Farrington’s mother, who paid for the cruise, is being denied a refund for the cost of the vacation, as the terms and conditions of pregnancy are clearly laid out in the cruise ticket contract.

The woman at first thought “they were joking” when she was denied boarding, and believes the rule about pregnancy should be made clear when travelers book a cruise. She and her mother both agree that the policy is “discriminatory” against pregnant women, particularly since airline policies – another form of travel – typically accept passengers up to at least 28 weeks of pregnancy.

Neither woman has clarified when the cruise was booked and whether or not Farrington was pregnant at the time of booking. Since many travelers book sailings many months – even years – in advance, a pregnancy prompt at the time of booking may not be entirely effective and could be quickly forgotten by the time the cruise arrives.

Carnival Cruise Pregnancy Policy

Carnival Cruise Line’s pregnancy policy is outlined in detail on their website, clearly stating:

“Any Guest who has entered, or who will at any time during the cruise enter, the 24th week of estimated gestational age in her pregnancy, agrees not to book a cruise or board the ship.”

The policy goes on to restate the restriction in other ways to ensure there is no confusion.

“Due to limitations of medical care, both on board and in various ports of call, women who have entered or exceeded their 24th week of pregnancy, at any time during the cruise, will not be allowed to board or sail with the ship,” the policy states.

“Accordingly, I hereby acknowledge and agree that I will not enter my 24th week of pregnancy before or at any time during my cruise. I understand and agree that any pregnant woman who tries to board the vessel, who has or will enter her 24th week of estimated fetal gestational age at any time during the cruise, risks denial of boarding and/or disembarkation without compensation or refund.”

Carnival Luminosa in Australia
Photo Courtesy: Carnival Cruise Line

Furthermore, the cruise ticket contract also includes pregnancy under the fitness to travel clause, section 6(d): “Any Guest who will at any time during the cruise enter her 24th week of estimated gestational age, agrees not to book a cruise or board the ship.”

All passengers agree to abide by the terms and conditions outlined in the cruise ticket contract when they confirm their travel reservation. The contract also notes that no refund or compensation will be provided to a guest in violation of the pregnancy restrictions.

“Carnival reserves the right to debark, deny boarding, or cancel the reservation without refund, compensation, or payment of any Guest who is unfit to travel and/or who will be in excess of their 23rd week of gestation at time of sailing.”
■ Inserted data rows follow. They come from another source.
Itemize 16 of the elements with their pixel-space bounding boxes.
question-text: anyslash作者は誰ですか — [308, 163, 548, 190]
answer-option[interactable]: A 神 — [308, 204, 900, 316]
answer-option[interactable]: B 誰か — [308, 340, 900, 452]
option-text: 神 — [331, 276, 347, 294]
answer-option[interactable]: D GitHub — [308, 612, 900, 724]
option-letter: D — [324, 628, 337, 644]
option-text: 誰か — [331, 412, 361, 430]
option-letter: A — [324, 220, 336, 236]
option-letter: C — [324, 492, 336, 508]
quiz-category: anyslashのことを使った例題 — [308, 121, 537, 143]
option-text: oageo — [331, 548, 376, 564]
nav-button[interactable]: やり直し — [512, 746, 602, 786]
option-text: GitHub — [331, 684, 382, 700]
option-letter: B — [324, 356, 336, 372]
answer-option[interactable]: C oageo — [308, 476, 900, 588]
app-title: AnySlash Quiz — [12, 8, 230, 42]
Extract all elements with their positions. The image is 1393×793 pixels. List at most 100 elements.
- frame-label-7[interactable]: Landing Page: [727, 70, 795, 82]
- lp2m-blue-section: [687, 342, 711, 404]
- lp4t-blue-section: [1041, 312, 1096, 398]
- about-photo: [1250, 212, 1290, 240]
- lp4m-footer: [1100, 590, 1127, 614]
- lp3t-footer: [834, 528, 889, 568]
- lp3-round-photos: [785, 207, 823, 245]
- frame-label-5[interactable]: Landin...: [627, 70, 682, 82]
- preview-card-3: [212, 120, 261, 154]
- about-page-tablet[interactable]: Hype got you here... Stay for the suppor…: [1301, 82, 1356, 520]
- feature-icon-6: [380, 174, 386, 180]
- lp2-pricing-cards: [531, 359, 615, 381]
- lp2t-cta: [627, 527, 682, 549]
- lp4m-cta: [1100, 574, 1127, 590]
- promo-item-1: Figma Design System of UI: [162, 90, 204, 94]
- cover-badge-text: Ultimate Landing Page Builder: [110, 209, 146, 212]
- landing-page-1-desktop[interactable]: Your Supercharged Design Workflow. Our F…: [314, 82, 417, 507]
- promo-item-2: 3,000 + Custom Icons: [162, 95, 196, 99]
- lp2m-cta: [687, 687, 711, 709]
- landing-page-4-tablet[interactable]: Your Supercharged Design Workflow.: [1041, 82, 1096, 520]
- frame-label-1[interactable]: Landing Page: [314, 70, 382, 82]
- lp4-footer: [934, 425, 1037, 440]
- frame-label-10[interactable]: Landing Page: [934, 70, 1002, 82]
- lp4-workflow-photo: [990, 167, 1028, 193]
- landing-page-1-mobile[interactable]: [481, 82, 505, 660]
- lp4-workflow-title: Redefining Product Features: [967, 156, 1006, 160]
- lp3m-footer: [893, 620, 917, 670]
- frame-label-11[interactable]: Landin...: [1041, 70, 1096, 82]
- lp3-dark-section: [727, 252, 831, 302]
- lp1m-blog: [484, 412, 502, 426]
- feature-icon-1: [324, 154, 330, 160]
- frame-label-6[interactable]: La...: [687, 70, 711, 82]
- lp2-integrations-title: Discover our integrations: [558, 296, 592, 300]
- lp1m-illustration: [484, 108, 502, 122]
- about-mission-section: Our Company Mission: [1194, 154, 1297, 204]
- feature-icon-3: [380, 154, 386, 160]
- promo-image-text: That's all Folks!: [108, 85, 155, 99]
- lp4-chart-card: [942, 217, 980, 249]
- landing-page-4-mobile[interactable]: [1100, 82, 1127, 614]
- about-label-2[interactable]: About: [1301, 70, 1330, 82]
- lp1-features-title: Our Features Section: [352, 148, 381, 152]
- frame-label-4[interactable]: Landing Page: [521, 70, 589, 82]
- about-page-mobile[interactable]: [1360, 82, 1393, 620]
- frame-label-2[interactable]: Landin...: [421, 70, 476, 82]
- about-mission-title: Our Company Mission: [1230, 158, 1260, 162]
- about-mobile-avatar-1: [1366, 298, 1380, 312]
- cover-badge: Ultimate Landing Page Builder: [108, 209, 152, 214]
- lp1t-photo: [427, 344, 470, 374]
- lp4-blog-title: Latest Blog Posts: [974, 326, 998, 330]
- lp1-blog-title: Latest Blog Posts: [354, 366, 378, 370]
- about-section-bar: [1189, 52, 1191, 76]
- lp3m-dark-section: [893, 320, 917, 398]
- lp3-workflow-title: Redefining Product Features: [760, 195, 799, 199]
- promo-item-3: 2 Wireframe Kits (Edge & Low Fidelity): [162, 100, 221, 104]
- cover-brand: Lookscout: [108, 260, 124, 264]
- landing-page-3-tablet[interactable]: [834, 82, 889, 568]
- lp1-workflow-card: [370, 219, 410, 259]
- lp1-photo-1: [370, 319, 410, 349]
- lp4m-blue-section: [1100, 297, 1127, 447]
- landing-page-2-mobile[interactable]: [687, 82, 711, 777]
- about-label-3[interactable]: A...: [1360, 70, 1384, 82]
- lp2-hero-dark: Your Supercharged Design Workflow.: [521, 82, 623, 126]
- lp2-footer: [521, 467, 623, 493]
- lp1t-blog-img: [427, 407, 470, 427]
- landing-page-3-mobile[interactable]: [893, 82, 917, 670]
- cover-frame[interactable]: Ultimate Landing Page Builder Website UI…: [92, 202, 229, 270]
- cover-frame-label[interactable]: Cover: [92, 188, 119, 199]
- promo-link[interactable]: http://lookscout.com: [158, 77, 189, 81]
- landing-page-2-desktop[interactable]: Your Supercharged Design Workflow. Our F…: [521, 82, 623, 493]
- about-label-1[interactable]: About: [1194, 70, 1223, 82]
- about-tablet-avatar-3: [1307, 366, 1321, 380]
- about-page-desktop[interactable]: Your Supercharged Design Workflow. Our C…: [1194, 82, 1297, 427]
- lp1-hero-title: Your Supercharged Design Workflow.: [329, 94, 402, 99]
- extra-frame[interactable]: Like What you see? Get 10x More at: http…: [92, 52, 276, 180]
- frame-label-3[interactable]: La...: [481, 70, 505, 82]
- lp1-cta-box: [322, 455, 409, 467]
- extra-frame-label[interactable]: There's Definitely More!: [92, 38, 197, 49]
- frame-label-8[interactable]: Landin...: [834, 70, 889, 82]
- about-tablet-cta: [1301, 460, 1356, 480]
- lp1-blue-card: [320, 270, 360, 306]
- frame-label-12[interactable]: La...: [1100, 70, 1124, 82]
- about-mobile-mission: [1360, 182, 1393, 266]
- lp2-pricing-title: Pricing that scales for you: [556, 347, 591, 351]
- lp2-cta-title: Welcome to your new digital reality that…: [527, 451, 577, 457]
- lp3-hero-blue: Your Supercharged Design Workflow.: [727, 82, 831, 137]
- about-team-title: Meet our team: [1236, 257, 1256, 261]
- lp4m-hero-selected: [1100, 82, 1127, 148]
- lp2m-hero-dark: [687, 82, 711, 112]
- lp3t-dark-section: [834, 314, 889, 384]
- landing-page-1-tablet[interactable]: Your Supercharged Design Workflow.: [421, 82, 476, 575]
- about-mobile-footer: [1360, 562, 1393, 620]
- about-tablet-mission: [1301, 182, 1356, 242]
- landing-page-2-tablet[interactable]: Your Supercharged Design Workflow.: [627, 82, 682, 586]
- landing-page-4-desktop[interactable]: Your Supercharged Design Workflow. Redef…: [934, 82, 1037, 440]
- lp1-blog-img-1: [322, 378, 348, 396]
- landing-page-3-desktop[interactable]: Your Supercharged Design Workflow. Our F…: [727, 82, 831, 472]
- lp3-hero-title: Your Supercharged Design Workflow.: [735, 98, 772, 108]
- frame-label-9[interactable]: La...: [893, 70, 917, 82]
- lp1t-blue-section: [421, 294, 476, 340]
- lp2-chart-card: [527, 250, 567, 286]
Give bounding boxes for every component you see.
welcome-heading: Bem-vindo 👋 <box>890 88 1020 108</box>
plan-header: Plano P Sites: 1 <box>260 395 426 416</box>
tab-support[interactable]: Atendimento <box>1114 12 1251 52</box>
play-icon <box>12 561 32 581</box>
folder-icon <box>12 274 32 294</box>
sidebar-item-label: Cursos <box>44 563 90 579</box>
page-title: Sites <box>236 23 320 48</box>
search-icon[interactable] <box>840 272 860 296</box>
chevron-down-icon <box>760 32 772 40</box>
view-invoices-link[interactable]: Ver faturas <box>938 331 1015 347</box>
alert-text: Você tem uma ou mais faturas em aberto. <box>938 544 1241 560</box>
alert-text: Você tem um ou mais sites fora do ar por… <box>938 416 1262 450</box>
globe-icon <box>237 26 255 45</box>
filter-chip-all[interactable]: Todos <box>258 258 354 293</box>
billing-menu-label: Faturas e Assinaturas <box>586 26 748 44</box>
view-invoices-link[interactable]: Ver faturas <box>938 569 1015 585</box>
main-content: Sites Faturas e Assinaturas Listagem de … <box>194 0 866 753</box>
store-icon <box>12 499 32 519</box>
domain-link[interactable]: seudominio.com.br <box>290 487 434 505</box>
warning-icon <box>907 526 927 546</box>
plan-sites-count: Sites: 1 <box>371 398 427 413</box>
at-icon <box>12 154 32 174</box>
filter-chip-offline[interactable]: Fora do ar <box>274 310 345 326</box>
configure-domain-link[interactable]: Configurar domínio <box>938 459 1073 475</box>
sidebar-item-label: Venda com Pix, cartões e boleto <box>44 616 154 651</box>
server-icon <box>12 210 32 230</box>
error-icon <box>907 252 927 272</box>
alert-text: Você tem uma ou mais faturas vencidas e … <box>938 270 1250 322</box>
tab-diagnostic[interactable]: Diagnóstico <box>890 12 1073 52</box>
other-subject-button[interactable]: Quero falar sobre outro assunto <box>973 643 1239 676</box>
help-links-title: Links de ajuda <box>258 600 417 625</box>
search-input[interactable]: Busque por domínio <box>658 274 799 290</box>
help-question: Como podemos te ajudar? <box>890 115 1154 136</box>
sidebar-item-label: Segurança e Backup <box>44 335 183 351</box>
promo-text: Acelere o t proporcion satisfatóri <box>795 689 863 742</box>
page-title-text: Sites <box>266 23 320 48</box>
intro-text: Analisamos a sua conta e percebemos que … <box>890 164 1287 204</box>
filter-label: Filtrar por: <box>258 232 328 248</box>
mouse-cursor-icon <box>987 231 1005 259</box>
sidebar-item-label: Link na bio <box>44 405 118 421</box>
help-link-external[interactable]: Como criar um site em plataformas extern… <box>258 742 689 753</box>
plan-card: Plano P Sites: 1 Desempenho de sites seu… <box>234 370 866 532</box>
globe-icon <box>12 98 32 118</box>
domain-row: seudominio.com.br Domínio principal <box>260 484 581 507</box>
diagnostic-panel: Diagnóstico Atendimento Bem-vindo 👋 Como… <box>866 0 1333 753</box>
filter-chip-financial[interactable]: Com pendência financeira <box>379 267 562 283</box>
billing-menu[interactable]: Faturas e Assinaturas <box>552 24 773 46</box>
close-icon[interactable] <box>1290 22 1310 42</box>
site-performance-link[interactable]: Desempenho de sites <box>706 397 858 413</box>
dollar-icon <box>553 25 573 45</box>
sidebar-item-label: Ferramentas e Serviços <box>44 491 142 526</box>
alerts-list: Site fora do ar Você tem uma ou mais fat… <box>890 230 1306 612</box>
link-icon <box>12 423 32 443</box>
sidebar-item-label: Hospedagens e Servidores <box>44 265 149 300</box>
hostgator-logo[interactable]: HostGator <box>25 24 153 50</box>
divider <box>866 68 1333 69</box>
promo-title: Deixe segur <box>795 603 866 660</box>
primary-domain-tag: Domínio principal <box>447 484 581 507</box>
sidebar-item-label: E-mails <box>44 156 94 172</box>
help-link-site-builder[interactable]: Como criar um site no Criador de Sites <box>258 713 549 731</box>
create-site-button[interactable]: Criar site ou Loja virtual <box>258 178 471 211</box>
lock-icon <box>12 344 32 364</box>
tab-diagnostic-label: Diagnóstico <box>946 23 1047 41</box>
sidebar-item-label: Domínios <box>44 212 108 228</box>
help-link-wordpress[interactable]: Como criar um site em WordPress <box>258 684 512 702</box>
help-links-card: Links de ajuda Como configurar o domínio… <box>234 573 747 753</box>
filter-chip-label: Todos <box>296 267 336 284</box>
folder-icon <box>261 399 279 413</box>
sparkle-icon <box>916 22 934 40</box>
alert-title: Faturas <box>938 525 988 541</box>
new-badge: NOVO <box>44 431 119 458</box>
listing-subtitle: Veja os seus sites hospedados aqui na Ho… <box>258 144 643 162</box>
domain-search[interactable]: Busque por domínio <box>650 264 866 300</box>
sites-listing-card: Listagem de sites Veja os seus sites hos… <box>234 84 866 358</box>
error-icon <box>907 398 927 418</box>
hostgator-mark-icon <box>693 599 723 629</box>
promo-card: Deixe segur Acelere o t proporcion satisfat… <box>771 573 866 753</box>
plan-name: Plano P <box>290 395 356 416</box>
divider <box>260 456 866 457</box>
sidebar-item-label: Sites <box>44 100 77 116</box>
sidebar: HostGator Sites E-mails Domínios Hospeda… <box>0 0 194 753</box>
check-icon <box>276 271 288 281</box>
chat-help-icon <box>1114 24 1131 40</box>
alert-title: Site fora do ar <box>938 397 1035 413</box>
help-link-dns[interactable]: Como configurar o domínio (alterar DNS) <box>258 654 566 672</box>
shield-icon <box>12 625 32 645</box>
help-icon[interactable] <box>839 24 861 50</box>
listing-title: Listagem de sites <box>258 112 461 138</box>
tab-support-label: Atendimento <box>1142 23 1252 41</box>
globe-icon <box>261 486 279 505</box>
Travel insurance could have provided compensation for the change in travel plans, depending on the type of insurance purchased and when the cruise was booked, though it is unclear whether or not Farrington or her mother had purchased a travel insurance policy.

Why Can’t Pregnant Women Set Sail?

Carnival Cruise Line states that the potential for specialized prenatal or infant care is not available onboard or in ports of call, and therefore, it is unsafe for women in the second half of pregnancy to set sail.

Carnival Luminosa
Carnival Luminosa (Photo Credit: Ian Dewar Photography)

“Prenatal and early infant care, in particular, may require specialized diagnostic facilities and/or treatment that are not available or obtainable during the cruise on board the ship and/or ashore in ports of call,” the policy reads.

It should be noted that other major cruise lines have very similar policies regarding pregnancy and travel. Royal Caribbean International, for example, also denies boarding for any guests who is more than 23 weeks pregnant.

On Norwegian Cruise Line, guests may not have entered their 24th week of pregnancy by the time the cruise ends, and the same limit is applicable for Disney Cruise Line.